Hidden-city flying can save you money on your airfare, but it comes with big risks
Jan 31, 2024, 10:30 PM | Updated: Feb 1, 2024, 6:08 am
SALT LAKE CITY — Some passengers are using a controversial strategy to save money on flights by booking a long flight with layovers, but then deliberately skip the last leg of their journey. It can save hundreds of dollars for fliers, but it can also mean big consequences from the airlines.
Common sense might tell you that short flights tend to be less expensive than longer flights — less fuel and whatnot. But actually, longer flights are often cheaper, said Katy Nastro of the travel website, Going.com.
“The single biggest component as to why we see cheap flights to one destination more so versus the other is competition,” she said.
It has led to a little life hack some travelers have figured out called either hidden-city ticketing, or skiplagging.
“Instead of flying to your final destination, you just stop in your connection city, get off and don’t get back on the flight,” Nastro explained.
Here’s one of many examples:
On March 1, at 6 a.m., Delta Flight 675 leaves Salt Lake City International Airport for Detroit Metropolitan Wayne County Airport. The cheapest seat I found searching for a direct flight is $339. However, I found a connecting flight to Louis Armstrong New Orleans International that has a layover in Detroit. And wouldn’t you know – it uses the same Delta flight leaving Utah. And for the same seating, you would save $71 by booking the flight to the “Big Easy” and then hop off at Detroit.
“It occasionally can save you a hefty chunk of money,” Nastro said.
Hidden-city ticketing is not illegal, but it is strongly frowned upon by most airlines.

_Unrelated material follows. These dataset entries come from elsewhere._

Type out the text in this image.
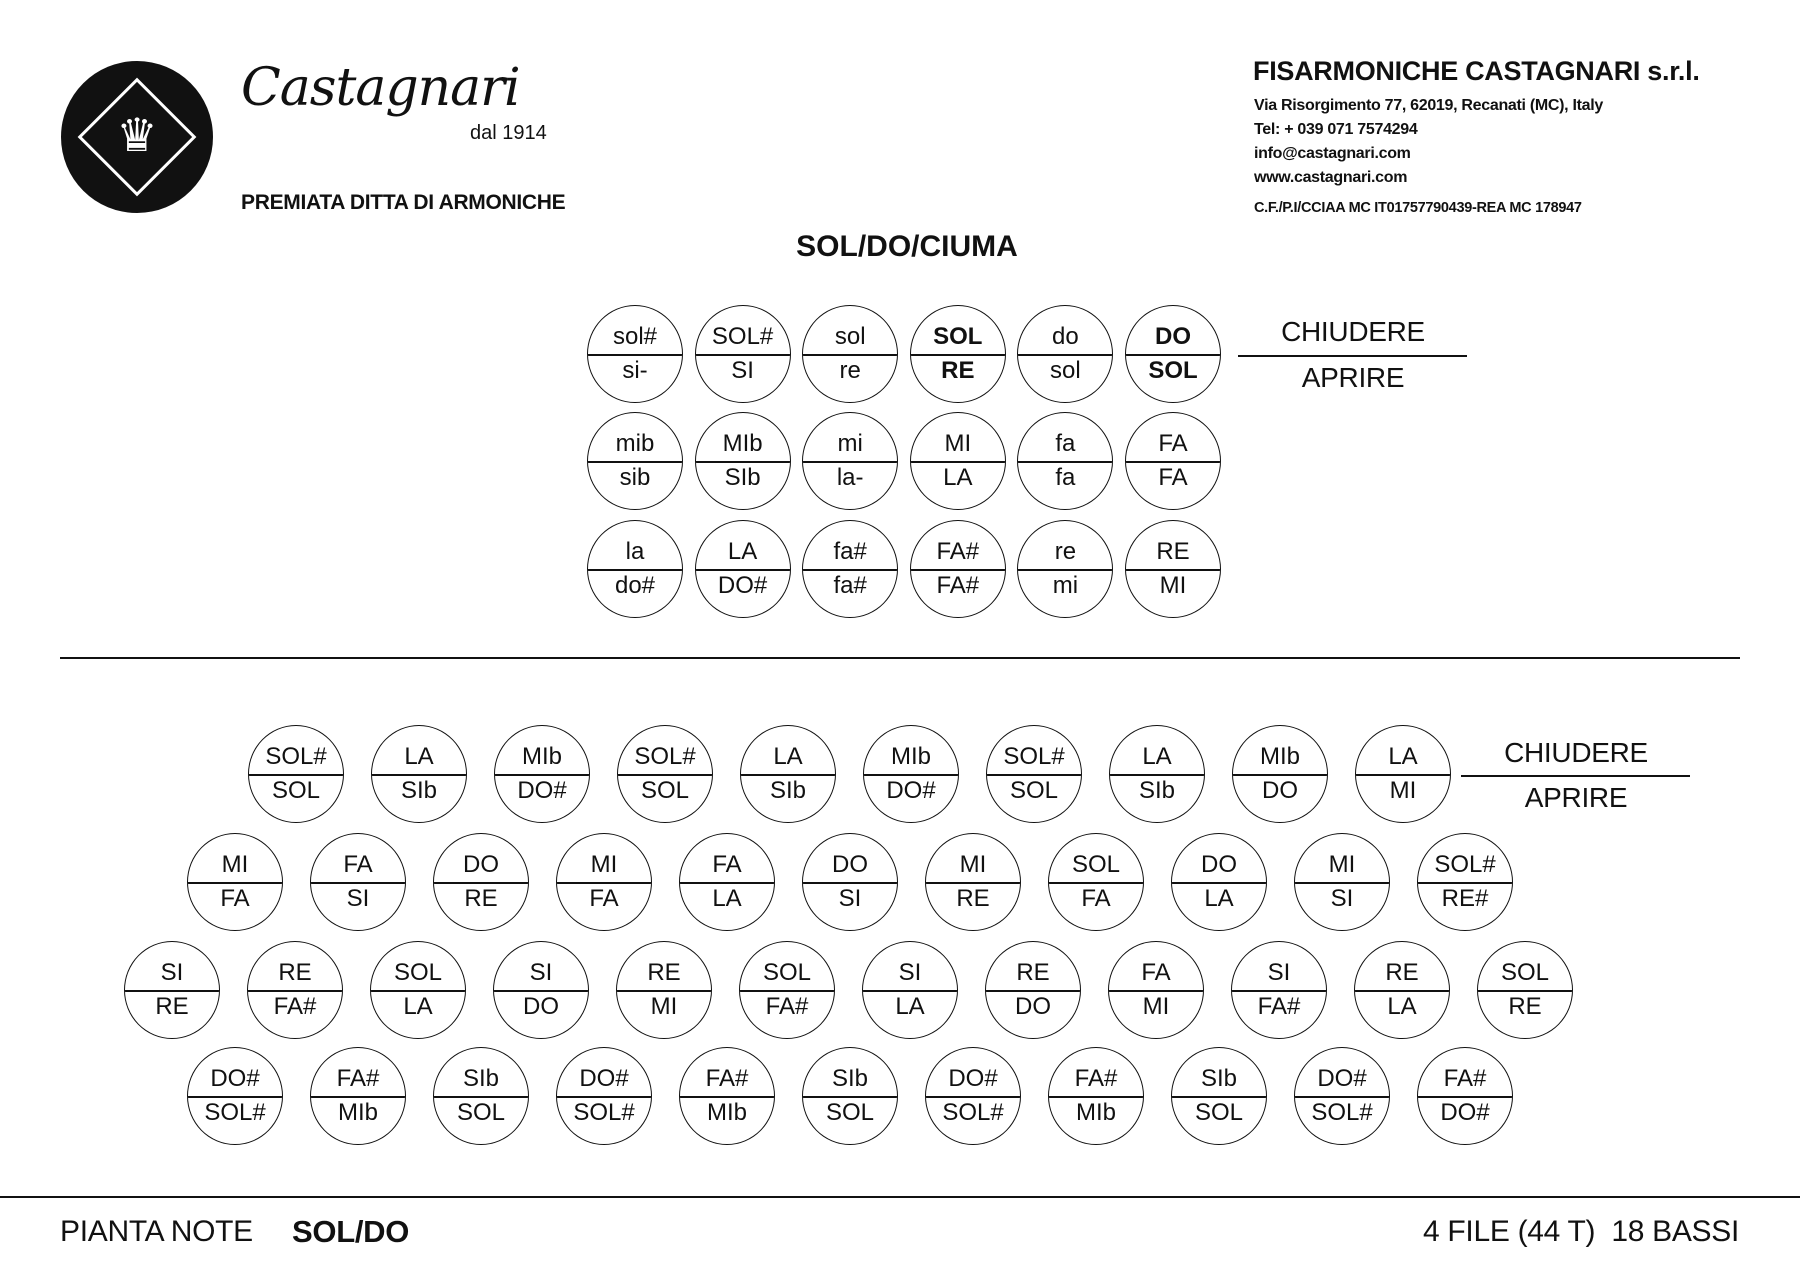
♛
Castagnari
dal 1914
PREMIATA DITTA DI ARMONICHE
FISARMONICHE CASTAGNARI s.r.l.
Via Risorgimento 77, 62019, Recanati (MC), Italy
Tel: + 039 071 7574294
info@castagnari.com
www.castagnari.com
C.F./P.I/CCIAA MC IT01757790439-REA MC 178947
SOL/DO/CIUMA
sol#
si-
SOL#
SI
sol
re
SOL
RE
do
sol
DO
SOL
mib
sib
MIb
SIb
mi
la-
MI
LA
fa
fa
FA
FA
la
do#
LA
DO#
fa#
fa#
FA#
FA#
re
mi
RE
MI
CHIUDERE
APRIRE
SOL#
SOL
LA
SIb
MIb
DO#
SOL#
SOL
LA
SIb
MIb
DO#
SOL#
SOL
LA
SIb
MIb
DO
LA
MI
MI
FA
FA
SI
DO
RE
MI
FA
FA
LA
DO
SI
MI
RE
SOL
FA
DO
LA
MI
SI
SOL#
RE#
SI
RE
RE
FA#
SOL
LA
SI
DO
RE
MI
SOL
FA#
SI
LA
RE
DO
FA
MI
SI
FA#
RE
LA
SOL
RE
DO#
SOL#
FA#
MIb
SIb
SOL
DO#
SOL#
FA#
MIb
SIb
SOL
DO#
SOL#
FA#
MIb
SIb
SOL
DO#
SOL#
FA#
DO#
CHIUDERE
APRIRE
PIANTA NOTE SOL/DO	4 FILE (44 T)  18 BASSI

“That basically is undermining how airlines price their flights if you’re only flying half of the ticket that you bought,” Nastro said.
Technically, getting off halfway to your ticketed destination breaks the contract you agreed to when you bought the ticket. That can come with consequences. Airlines have been known to cancel people’s flights if they get caught. It could end up costing you even more.
“Airlines can strip you of your status (or loyalty account) if you have any type of status with them,” Nastro said. “They can actually make you pay the difference of what that regular economy ticket would have been.”
Another potential downside could happen if you’re asked to check your carry-on bag if the overhead space gets full. The airline will not pull your bag when you get to the layover point. It’s going on to the ticketed destination – with or without you.